Il existerait ainsi une dimension fondamentalement et radicalement subjectiviste de la philosophie de Spinoza dans la lecture qu'en propose Althusser. Cet anti-subjectivisme apparaît peut-être aux yeux d'Althusser plus radical encore que celui de Lacan. L'on sait toute l'importance des travaux de Lacan, pour le programme althussérien de constitution d'une théorie de l'idéologie : ainsi les concepts d' « ordre symbolique », de « Loi de Culture », de « Nom du Père », de « fonction de reconnaissance / méconnaissance », de « division constituante du sujet ». Pourtant, Althusser n'a jamais véritablement ou complètement admis le concept lacanien, fondamental, de « sujet de l'Inconscient » ; hormis, de façon très fugitive, en 1966, dans le cadre du projet concernant une « théorie générale du signifiant » évoqué dans les  Trois notes sur la théorie des discours. On y lit alors une référence à un « effet-sujet » (de la science, et de l'Inconscient), hypothèse très vite abandonnée toutefois, dans le cadre même de ce projet de « théories des discours » (projet ultérieurement développé, de façon distincte, par Pêcheux et Foucault)[18].

L'on note, par conséquent, une divergence importante de ces perspectives (freudienne / spinoziste), pourtant inscrites toutes deux dans le contexte général de la lutte contre le psychologisme, et contre un paradigme philosophique « cartésiano-husserlien » au cœur des « philosophies de la conscience et du sujet »..

III L'ambivalence de la question du sujet chez Althusser.

L'ambivalence de la condition de sujet, dans l'œuvre d'Althusser, semble liée d'une part à son anti-subjectivisme radical (son « spinozisme », pourrait-on dire), et d'autre part à sa théorie spécifique de la nécessité de l'idéologie, qui induit paradoxalement (dans cette configuration anti-subjectiviste) la nécessité même de la catégorie sujet, son caractère proprement inéliminable.

Le sujet en effet, dans sa définition althussérienne, se trouve défini comme la « catégorie fondamentale de l'idéologie », selon I et AIE, qui identifie conjointement « l'interpellation en sujet » comme le mécanisme fondamental de l'idéologie.

Dans la mesure où l'idéologie est éternelle, la catégorie de sujet doit l'être également, en dépit de son lien privilégié avec « la philosophie bourgeoise », « l'idéologie juridique du sujet », et la philosophie classique (sous les traits du cartésianisme). Par conséquent, cette catégorie sujet ne saurait se réduire à une catégorie déterminée de l'histoire de la philosophie, assignable à une configuration philosophique et historique particulière.
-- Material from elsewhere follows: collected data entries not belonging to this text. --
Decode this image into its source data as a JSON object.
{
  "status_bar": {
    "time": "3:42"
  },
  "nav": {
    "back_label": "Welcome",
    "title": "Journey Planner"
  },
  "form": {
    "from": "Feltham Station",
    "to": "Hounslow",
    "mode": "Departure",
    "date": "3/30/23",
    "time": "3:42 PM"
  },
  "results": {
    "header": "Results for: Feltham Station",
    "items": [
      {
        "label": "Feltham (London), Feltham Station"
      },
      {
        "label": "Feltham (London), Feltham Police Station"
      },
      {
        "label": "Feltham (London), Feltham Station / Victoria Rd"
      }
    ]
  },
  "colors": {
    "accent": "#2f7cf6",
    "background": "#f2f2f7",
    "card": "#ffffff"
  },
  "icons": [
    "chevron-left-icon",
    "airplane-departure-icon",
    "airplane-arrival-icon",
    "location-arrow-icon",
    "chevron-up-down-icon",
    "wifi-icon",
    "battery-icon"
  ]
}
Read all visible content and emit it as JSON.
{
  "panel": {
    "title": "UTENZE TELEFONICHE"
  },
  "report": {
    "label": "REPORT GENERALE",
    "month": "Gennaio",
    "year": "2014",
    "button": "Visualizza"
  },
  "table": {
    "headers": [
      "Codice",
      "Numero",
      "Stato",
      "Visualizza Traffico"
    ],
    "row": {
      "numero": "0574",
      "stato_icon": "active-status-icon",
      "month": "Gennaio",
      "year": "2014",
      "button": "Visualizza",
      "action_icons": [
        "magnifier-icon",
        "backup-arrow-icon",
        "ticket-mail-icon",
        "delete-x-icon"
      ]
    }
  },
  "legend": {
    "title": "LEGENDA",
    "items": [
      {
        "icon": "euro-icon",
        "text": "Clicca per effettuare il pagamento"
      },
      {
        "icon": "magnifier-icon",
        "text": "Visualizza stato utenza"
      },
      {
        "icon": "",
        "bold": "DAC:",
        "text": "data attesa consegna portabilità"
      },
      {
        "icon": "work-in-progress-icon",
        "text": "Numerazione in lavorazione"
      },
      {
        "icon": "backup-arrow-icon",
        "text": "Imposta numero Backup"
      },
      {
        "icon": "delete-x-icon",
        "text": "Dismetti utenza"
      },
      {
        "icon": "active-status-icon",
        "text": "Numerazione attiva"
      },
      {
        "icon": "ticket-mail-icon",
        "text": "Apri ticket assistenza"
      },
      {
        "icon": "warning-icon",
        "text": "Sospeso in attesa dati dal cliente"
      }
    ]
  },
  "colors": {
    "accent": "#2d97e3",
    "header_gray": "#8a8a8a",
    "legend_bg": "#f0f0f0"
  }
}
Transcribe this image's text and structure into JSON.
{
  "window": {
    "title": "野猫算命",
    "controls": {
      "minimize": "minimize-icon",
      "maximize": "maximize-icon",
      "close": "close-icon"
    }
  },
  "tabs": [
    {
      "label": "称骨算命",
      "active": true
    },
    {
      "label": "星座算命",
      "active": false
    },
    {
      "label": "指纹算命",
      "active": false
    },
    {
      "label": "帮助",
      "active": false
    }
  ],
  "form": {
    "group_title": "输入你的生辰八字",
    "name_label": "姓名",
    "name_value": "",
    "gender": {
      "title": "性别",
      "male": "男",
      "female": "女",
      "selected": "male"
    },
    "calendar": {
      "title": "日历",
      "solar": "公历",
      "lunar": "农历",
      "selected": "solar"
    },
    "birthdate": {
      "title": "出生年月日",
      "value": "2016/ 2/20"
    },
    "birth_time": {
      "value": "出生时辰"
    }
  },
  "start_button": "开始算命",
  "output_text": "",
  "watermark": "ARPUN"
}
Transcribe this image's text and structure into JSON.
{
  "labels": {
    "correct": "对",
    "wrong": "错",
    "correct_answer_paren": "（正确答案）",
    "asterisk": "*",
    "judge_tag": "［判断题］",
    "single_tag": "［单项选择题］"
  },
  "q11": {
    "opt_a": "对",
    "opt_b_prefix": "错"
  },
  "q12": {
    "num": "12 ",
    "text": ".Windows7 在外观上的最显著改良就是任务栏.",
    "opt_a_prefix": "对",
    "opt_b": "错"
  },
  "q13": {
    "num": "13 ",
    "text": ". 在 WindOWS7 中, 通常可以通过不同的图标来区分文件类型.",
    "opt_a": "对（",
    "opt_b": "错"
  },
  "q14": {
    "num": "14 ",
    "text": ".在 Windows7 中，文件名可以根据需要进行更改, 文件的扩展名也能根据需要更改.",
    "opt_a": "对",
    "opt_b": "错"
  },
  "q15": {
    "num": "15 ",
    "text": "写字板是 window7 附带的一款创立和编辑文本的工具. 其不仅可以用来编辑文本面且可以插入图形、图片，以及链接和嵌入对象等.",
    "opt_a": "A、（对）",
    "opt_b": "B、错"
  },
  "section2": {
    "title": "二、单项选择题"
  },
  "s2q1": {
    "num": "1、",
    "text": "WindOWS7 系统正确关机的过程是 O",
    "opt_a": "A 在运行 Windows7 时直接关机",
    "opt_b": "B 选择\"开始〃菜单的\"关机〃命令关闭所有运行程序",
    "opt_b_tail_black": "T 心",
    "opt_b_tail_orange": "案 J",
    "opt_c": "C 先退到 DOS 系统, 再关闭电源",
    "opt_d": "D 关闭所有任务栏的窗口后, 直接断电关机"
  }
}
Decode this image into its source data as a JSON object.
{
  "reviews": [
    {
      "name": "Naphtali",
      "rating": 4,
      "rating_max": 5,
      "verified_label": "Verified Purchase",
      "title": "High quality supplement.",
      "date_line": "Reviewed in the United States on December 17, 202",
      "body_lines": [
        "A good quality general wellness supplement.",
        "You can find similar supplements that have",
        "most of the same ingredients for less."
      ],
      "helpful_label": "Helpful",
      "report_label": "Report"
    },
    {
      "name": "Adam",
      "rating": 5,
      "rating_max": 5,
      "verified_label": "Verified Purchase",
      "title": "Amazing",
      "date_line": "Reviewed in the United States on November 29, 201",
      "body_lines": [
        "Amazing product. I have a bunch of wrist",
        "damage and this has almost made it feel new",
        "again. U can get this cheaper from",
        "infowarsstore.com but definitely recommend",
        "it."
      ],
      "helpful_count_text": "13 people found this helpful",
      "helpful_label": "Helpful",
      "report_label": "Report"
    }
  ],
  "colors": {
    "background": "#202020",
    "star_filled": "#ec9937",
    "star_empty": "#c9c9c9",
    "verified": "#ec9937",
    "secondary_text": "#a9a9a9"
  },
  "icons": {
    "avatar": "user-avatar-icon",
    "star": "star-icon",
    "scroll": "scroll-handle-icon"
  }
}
Tout comme l'idéologie, elle est « sans histoire », autrement dit elle est douée elle-même d'une sorte d'éternité qu'on pourrait associer à une sorte de nécessité conceptuelle. Sous cet aspect, la catégorie sujet se révèle plus complexe que d'autres catégories philosophiques « idéalistes », comme celle d' »homme » par exemple. Il semblerait donc que cette catégorie sujet résiste à « l'anti-humanisme théorique » d'Althusser, à son anti-psychologisme également, malgré la virulence du combat engagé contre les « philosophies de la conscience », identifiées aux philosophies du sujet souverain. Ce combat, en effet, n'induit pas l'abandon univoque du concept de sujet, mais plutôt sa ré-élaboration radicale (à rebours de sa thématisation cartésienne).

Dans I et AIE, se trouvent proposées les thèses suivantes, constituant la « théorie de l'interpellation ».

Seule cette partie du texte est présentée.